Sunday, January 11, 2015
Via The Local: The powerful storm which clobbered much of Sweden on Saturday night had left more than 40.000 without power by midday on Sunday, caused several injuries and disrupted road, rail and air traffic across the country. The storm, dubbed Egon, raged across the country for more than fifteen hours, reaching hurricane strength of 32.6 meters per second in several places on the country's west coast around Gothenburg. "It looks like the winds will subside over the course of the afternoon, and then we will start to downgrade warnings", Lisa Frost, a meteorologist at the national weather institute SMHI told TT on Sunday. Class two storm warnings remain in place on the islands of Öland and Gotland.
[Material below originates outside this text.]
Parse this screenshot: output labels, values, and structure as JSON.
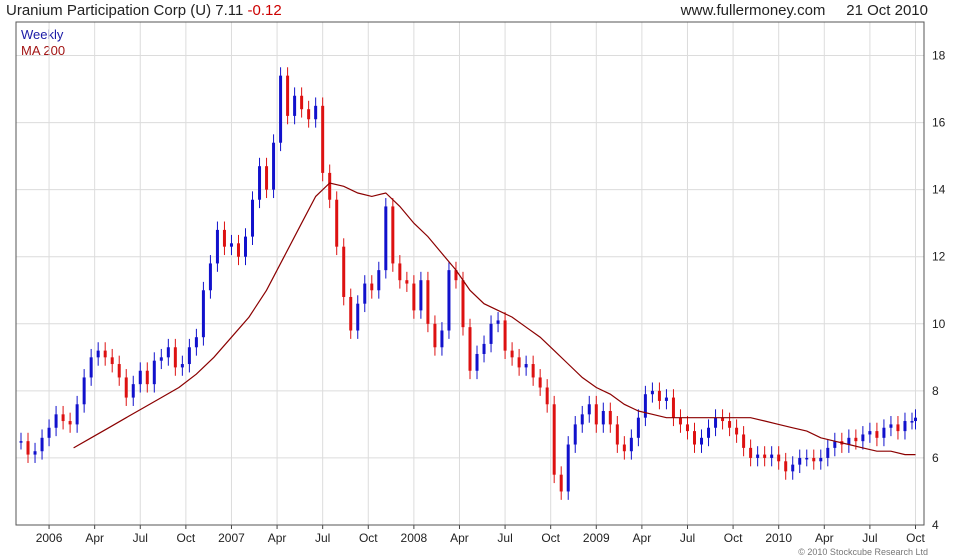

In Gothenburg, one person was hospitalized after the heavy winds overturned his car. Another came home on Saturday to find a neighbouring car had been physically lifted up by the winds and thrown into his house. A third was sheltering in her house when a gigantic pine crashed down onto the roof. Stockholm police reported 16 accidents taking place as a result of the storm. The coast around Malmö was less severely hit, but the authorities nonetheless decided to close the Öresund Bridge to Copenhagen on Saturday night, reopening it on Sunday morning. About 55 people were evacuated from their homes in Denmark after Egon and Dagmar, the storm which preceded it, pushed sea levels in parts of the country to the highest levels ever recorded. In Norway’s second city, Bergen, the sceptre of the Rosenkrantz Tower was snapped off by the wind and collapsed onto the wall of the Bergenshus fortress.